When Annalee Ahlberg goes missing, her children fear the worst. Annalee is a sleepwalker whose affliction manifests in ways both bizarre and devastating. Once, she merely destroyed the hydrangeas in front of her Vermont home. More terrifying was the night her older daughter, Lianna, pulled her back from the precipice of the Gale River bridge.

The morning of Annalee's disappearance, a search party combs the nearby woods. Annalee's husband, Warren, flies home from a business trip. Lianna is questioned by a young, hazel-eyed detective. And her little sister, Paige, takes to swimming the Gale to look for clues. When the police discover a small swatch of fabric, a nightshirt, ripped and hanging from a tree branch, it seems certain Annalee is dead, but Gavin Rikert, the hazel-eyed detective, continues to call, continues to stop by the Ahlbergs' Victorian home.

As Lianna peels back the layers of mystery surrounding Annalee's disappearance, she finds herself drawn to Gavin, but she must ask herself: Why does the detective know so much about her mother? Why did Annalee leave her bed only when her father was away? And if she really died while sleepwalking, where was the body?

Conjuring the strange and mysterious world of parasomnia, a place somewhere between dreaming and wakefulness, The Sleepwalker is a masterful novel from one of our most treasured storytellers.
 

My Review: I may be totally off-base in this, but to me, Chris Bohjalian is the M. Knight Shyamalan of the book world. There always has to be some twist. The movie or book can be judged by the shockingness of the twist and how surprised you were at the end. If you see it coming, it's not great. If you don't, it's a lot of fun.

The first book I read of Bohjalian's was Midwives. I was shocked by this book. The ending totally floored me and I loved it. I remember being so surprised and so caught up in it. It was unlike anything I'd ever read and I thought the twist at the end was super cool. That book was published in 1997. That is 20 (!!!) years ago. I don't know about you, but I've read a few books between now and then. Also, I'm a little...er...older. And let's hope a little more mature and well-read. When that book first came out (which is not when I read it, that would not come for a couple more years) I was but a wee lass still in high school. Some of you probably weren't even born then. I'm old. By the time I read it I was probably in college (I can't imagine my high school self reading it) and now, 20 years later reading The Sleepwalker I can only assume that my reading has matured a bit. These are not the only two books of Bohjalian's I've read, but I have the same feeling about the two of them. The other few I've read did not feel the same way to me. So now my older self is going to compare what I feel about The Sleepwalker to what I remember feeling about Midwives.

First off, Bohjalian's writing was not as smooth as I remembered. I wouldn't say that he is an extremely gifted literary author. His writing is fine, it's usually not distracting, but every once in awhile it would just be a little rough and not as flawless as I would have hoped. To me, this puts it in the normal genre of crime/mystery/thriller. Most of those authors are pretty decent, but it is rare for one to be a beautiful writer in this pretty saturated genre.

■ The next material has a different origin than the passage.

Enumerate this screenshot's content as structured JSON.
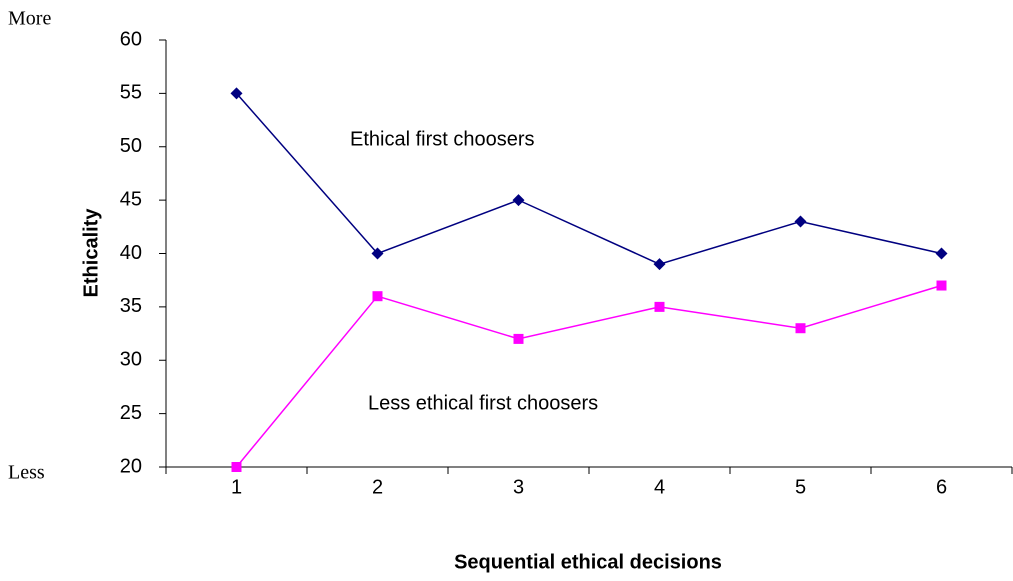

Secondly, the story. The story was interesting enough, and I especially enjoyed learning a little something about sleepwalking while reading it. It took a turn I didn't love, though, and I don't want to reveal that in this review as I think that's part of his schtick for this book. I just thought it was kind of weird and incongruent, especially when the big reveal comes.

Now--the surprise. Well, I thought it was a pretty good surprise. It wasn't utterly shocking or anything, and my mind wasn't blown, but I did leaf back through the book to check out a few things and re-read a few parts that I might have overlooked before. It was a decent surprise. It wasn't out of nowhere but it wasn't blatantly obviously either. I'm trying to say a lot without saying much. 

Overall I thought this book was a fun read. Was it remarkable? No. Was it fast and fun? Certainly. It didn't take me long to whip through it and it was interesting enough with a fun premise that it kept me excited to read on. As mentioned, the writing was a little clunky, which is not something I expected from an author as famous and prolific as this one, but it is what it is. There are certainly much worse authors with a lot more fame. [Insert Twilight jab here].

Since I haven't read a lot of Bohjalian's work--and I know he has a pretty big following--I can only compare it to the few I've read. I liked it better than The Sandcastle Girls but not as well as Midwives. This would be a fun vacation read with just the right amount of excitement to keep you going but not a heavy commitment that requires a lot from the reader.

My Rating: 3 stars

For the sensitive reader: There is some language and later on some racy content.